Dama Saisho se limitó a acercarse más a la pared y no respondió.
—Es un período frío y sin ningún interés, naturalmente a excepción de la música. Pero creo que para algunas personas el invierno es su estación preferida —dijo su compañero, el ayudante de piel oscura, dirigiéndose a Aoi—. Quizás usted espera con anhelo los brumosos amaneceres de la primavera o el zumbido de los insectos en verano. ¿Hay alguna estación que prefiera en particular, mi señora?
—Sí —respondió Aoi—. Me gustan los amaneceres de primavera y los grillos que cantan en los pinos en verano, pero la primavera es demasiado voluble para mí y el calor del verano es sofocante. Prefiero los encantos más seguros del otoño. Entonces siento una alegre melancolía, tanto si hay niebla como si el cielo está azul y despejado, tanto si la luna es brillante como si su luz llega tamizada a través de las nubes.
—Habla como alguien que ama las hermosas tristezas de la vida —dijo el ayudante.
—¿También usted prefiere el otoño? —preguntó el gobernador a dama Saisho. En ese lugar oscuro e íntimo, parecía un hombre distinto: hablaba con voz suavemente resonante y había abandonado su frecuente risa asertiva. Al parecer, dama Saisho aún no había recuperado el aliento, y no respondió.
La música empezó de nuevo. Se trataba de una canción que contaba una historia cómica por mediación de una larga parte vocal; le siguió una melodía china. Nuevamente, la belleza de la música suscitó repeticiones del tema principal; los intérpretes cambiaban los adornos y los ritmos a medida que iba progresando, y abandonaban el estilo chino para hacerlo cada vez más y más japonés. Como colofón, hubo un solo de flauta acompañado de vez en cuando por un suave retumbar de tambor que hacía hervir el pulso. Cuando finalizó se hizo el silencio, como si los ecos de la música siguieran sonando o como si se necesitara un tiempo para que dejara de resonar en el oído. Después, se oyó crujir de ropas cuando la gente empezó a agitarse, aún sin pronunciar palabra. En ese silencio, dama Aoi oyó cómo dama Saisho susurraba al gobernador.
Delicadas flores,
pálida luz verde de una joven luna,
bandas flotantes de bruma:
¿cómo pueden compararse otras
noches a las de primavera?
—¡Ah! —dijo el gobernador—, de algún modo intuía que usted es una persona a la que le gusta la sutileza.
—¡Oh!, no —protestó dama Saisho—. No es sutil preferir la primavera. Creo que es más bien simple. Es fácil apreciar la primavera, promete tanto... Pero el verano puede ser pesado, demasiado pleno y agotador, y el otoño, aunque a veces sea glorioso, declina y nos lleva a la estación del frío, cuando nada crece. —Se detuvo, riendo insegura, como si intentara disimular su risa. Aoi pudo sentir un ligero estremecimiento donde sus brazos casi se tocaban—. Perdóneme. Yo realmente no... —y se quedó de nuevo sin aliento.
—Nosotros en Mutsu sentimos lo mismo —respondió el gobernador con total seriedad—. Allí el invierno es muy duro e incluso puede llegar a ser una amenaza. Y, no obstante, las noches de invierno pueden ser las mejores de todas. ¿Recuerdas, amigo mío, la noche en que nos adentramos en las colinas occidentales?
—Sí. Soplaba viento y había nubes, de esas que se acumulan en hileras cada vez más y más arriba, con espacios entre ellas. Detrás de las nubes brillaba la luna y las contorneaba con luz dorada. En el suelo, la nieve era azul, de un azul tan profundo como el del mar en un día frío. Marchamos durante millas; formábamos una pequeña partida que avanzaba junto al borde de los árboles y buscábamos a un ezo que queríamos capturar.

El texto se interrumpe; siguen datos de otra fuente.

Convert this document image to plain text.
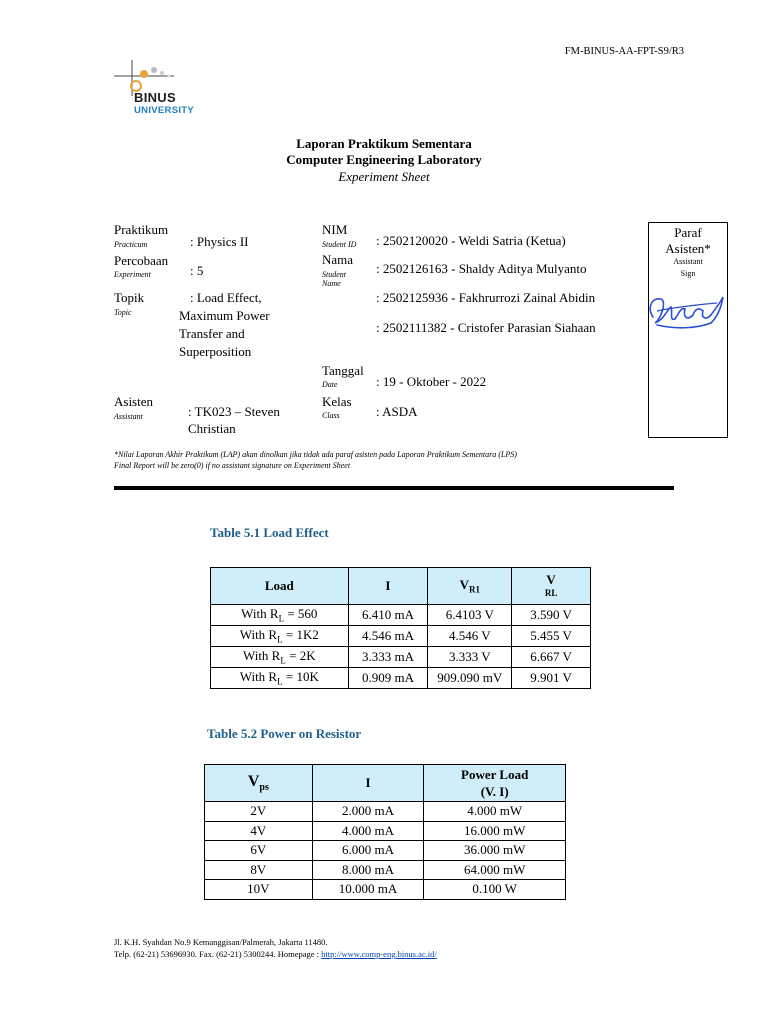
FM-BINUS-AA-FPT-S9/R3
BINUS
UNIVERSITY
Laporan Praktikum Sementara
Computer Engineering Laboratory
Experiment Sheet
Praktikum
Practicum	: Physics II
Percobaan
Experiment	: 5
Topik
Topic
: Load Effect,
Maximum Power
Transfer and
Superposition
Asisten
Assistant	: TK023 – Steven
Christian
NIM
Student ID : 2502120020 - Weldi Satria (Ketua)
Nama
Student
Name
: 2502126163 - Shaldy Aditya Mulyanto
: 2502125936 - Fakhrurrozi Zainal Abidin
: 2502111382 - Cristofer Parasian Siahaan
Tanggal
Date	: 19 - Oktober - 2022
Kelas
Class	: ASDA
Paraf
Asisten*
Assistant
Sign
*Nilai Laporan Akhir Praktikum (LAP) akan dinolkan jika tidak ada paraf asisten pada Laporan Praktikum Sementara (LPS)
Final Report will be zero(0) if no assistant signature on Experiment Sheet
Table 5.1 Load Effect
Load	I	$V_{R1}$	V
RL
With $R_L = 560$	6.410 mA	6.4103 V	3.590 V
With $R_L = 1K2$	4.546 mA	4.546 V	5.455 V
With $R_L = 2K$	3.333 mA	3.333 V	6.667 V
With $R_L = 10K$	0.909 mA	909.090 mV	9.901 V
Table 5.2 Power on Resistor
$V_{ps}$	I	Power Load
(V. I)
2V	2.000 mA	4.000 mW
4V	4.000 mA	16.000 mW
6V	6.000 mA	36.000 mW
8V	8.000 mA	64.000 mW
10V	10.000 mA	0.100 W
Jl. K.H. Syahdan No.9 Kemanggisan/Palmerah, Jakarta 11480.
Telp. (62-21) 53696930. Fax. (62-21) 5300244. Homepage : http://www.comp-eng.binus.ac.id/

Aoi sintió un escalofrío por el modo como terminó la descripción. «Toda esta charla poética sobre la primavera y el otoño debe de ser un juego para ellos —pensó—. Están acostumbrados a realidades más duras.» Su espíritu lógico e inquisitivo se agitó.
—¿Y el hombre? —preguntó sin que pudiera evitarlo.
—No estaba allí —respondió el gobernador en un tono que contenía toda la violencia de la entrada en las cabañas de los ezos, la brutal búsqueda y los interrogatorios. Aoi pudo notar que dama Saisho contenía la respiración detrás de su manga alzada.